The gastric accommodation response to meal intake determines the occurrence of transient lower esophageal sphincter relaxations and reflux events in patients with gastro-esophageal reflux disease.

BACKGROUND: Gastro-esophageal reflux (GER), the retrograde flow of gastric contents into the esophagus is a physiologic phenomenon, which can evoke symptoms and/or lesions in the esophagus (=gastro-esophageal reflux disease or GERD). Proton pump inhibitors (PPIs) reduce gastric acidity; however, as they are unable to control transient lower esophageal sphincter relaxations (TLESRs), the main mechanism for reflux in GERD, they do not abolish reflux. TLESRs occur predominantly in the postprandial period, and they are believed to be triggered by gastric distention. Gastric accommodation (GA) is the physiologic response to gastric distention and serves to prevent a rise in gastric wall tension during food intake. We aimed to study the relationship between GA and TLESRs, as they both are triggered by gastric distention.

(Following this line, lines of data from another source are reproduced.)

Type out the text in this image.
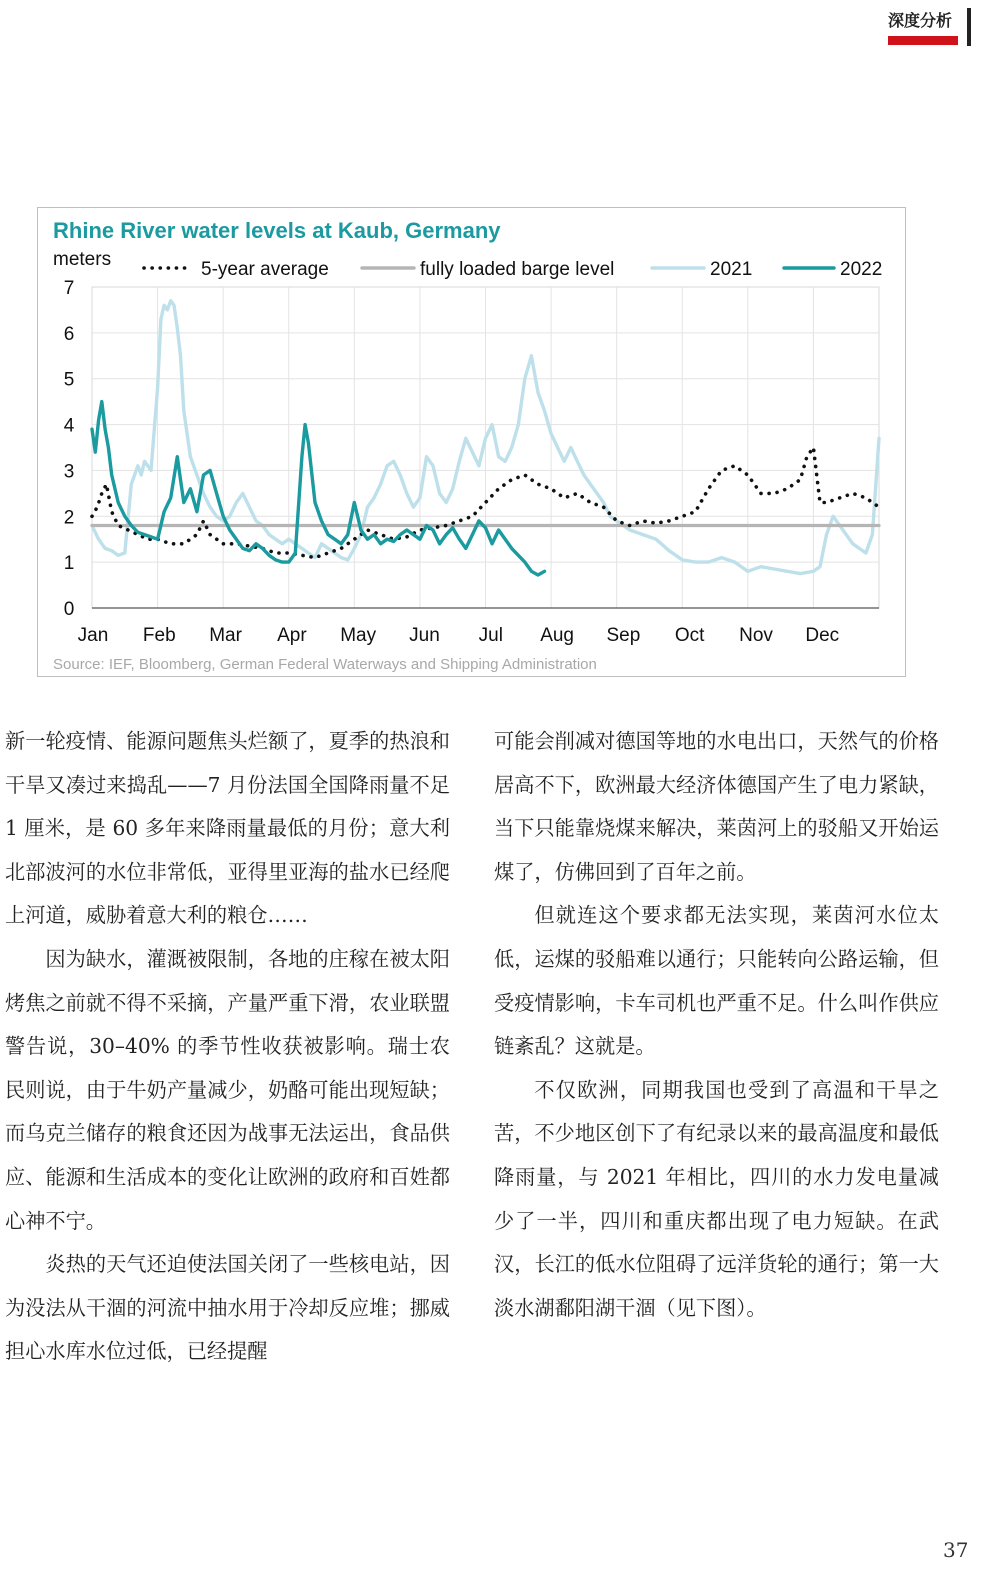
深度分析
Rhine River water levels at Kaub, Germany
meters	5-year average	fully loaded barge level	2021	2022
0
1
2
3
4
5
6
7
Jan Feb Mar Apr May Jun Jul Aug Sep Oct Nov Dec
Source: IEF, Bloomberg, German Federal Waterways and Shipping Administration

新一轮疫情、能源问题焦头烂额了，夏季的热浪和干旱又凑过来捣乱——7 月份法国全国降雨量不足 1 厘米，是 60 多年来降雨量最低的月份；意大利北部波河的水位非常低，亚得里亚海的盐水已经爬上河道，威胁着意大利的粮仓……

因为缺水，灌溉被限制，各地的庄稼在被太阳烤焦之前就不得不采摘，产量严重下滑，农业联盟警告说，30–40% 的季节性收获被影响。瑞士农民则说，由于牛奶产量减少，奶酪可能出现短缺；而乌克兰储存的粮食还因为战事无法运出，食品供应、能源和生活成本的变化让欧洲的政府和百姓都心神不宁。

炎热的天气还迫使法国关闭了一些核电站，因为没法从干涸的河流中抽水用于冷却反应堆；挪威担心水库水位过低，已经提醒

可能会削减对德国等地的水电出口，天然气的价格居高不下，欧洲最大经济体德国产生了电力紧缺，当下只能靠烧煤来解决，莱茵河上的驳船又开始运煤了，仿佛回到了百年之前。

但就连这个要求都无法实现，莱茵河水位太低，运煤的驳船难以通行；只能转向公路运输，但受疫情影响，卡车司机也严重不足。什么叫作供应链紊乱？这就是。

不仅欧洲，同期我国也受到了高温和干旱之苦，不少地区创下了有纪录以来的最高温度和最低降雨量，与 2021 年相比，四川的水力发电量减少了一半，四川和重庆都出现了电力短缺。在武汉，长江的低水位阻碍了远洋货轮的通行；第一大淡水湖鄱阳湖干涸（见下图）。

37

METHODS: We studied 12 GERD patients (average age 37 years [range 18-62], 7m/5f) and nine healthy volunteers (average age 27 years [range 22-36], 2m/7f) using high resolution manometry-impedance measurement before and after a mixed meal challenge. We determined the number of TLESRs (with or without reflux) and measured pre- and postprandial IGP. The change in IGP between the pre- and postprandial period (ΔIGP) is used as surrogate for GA. We also measured LES pressure before and after the meal and calculated the change (ΔLESp). KEY
RESULTS: There were no statistical differences between pre- and postprandial IGP in GERD and healthy volunteers and similarly, there was no significant difference between pre- and postprandial LES pressures in GERD patients and healthy volunteers. The number of TLESRs (with or without reflux) was similar in GERD and healthy volunteers. More importantly, we did observe a negative correlation between ΔIGP and the number of TLESRs, irrespective of whether they were associated with reflux or not, in the GERD patients (without reflux r = -0.67, p = 0.017; with reflux r = -0.81, p = 0.0014). The same observations were found in healthy volunteers, where ΔIGP and the number of TLESRs are significantly inversely correlated (without reflux r = -0.87, p = 0.0045; with reflux r = -0.75, p = 0.021). We could not establish a correlation between ΔLESp and the number of TLESRs, neither in GERD patients nor in healthy volunteers. CONCLUSIONS & INFERENCES: This is the first study showing a clear negative correlation between ΔIGP and the number of TLESRs, irrespective of whether they were associated with reflux or not, both in GERD patients and in healthy subjects. These results suggest that TLESRs and GA are closely linked, probably through activation of mechanoreceptors involved in triggering of TLESRs.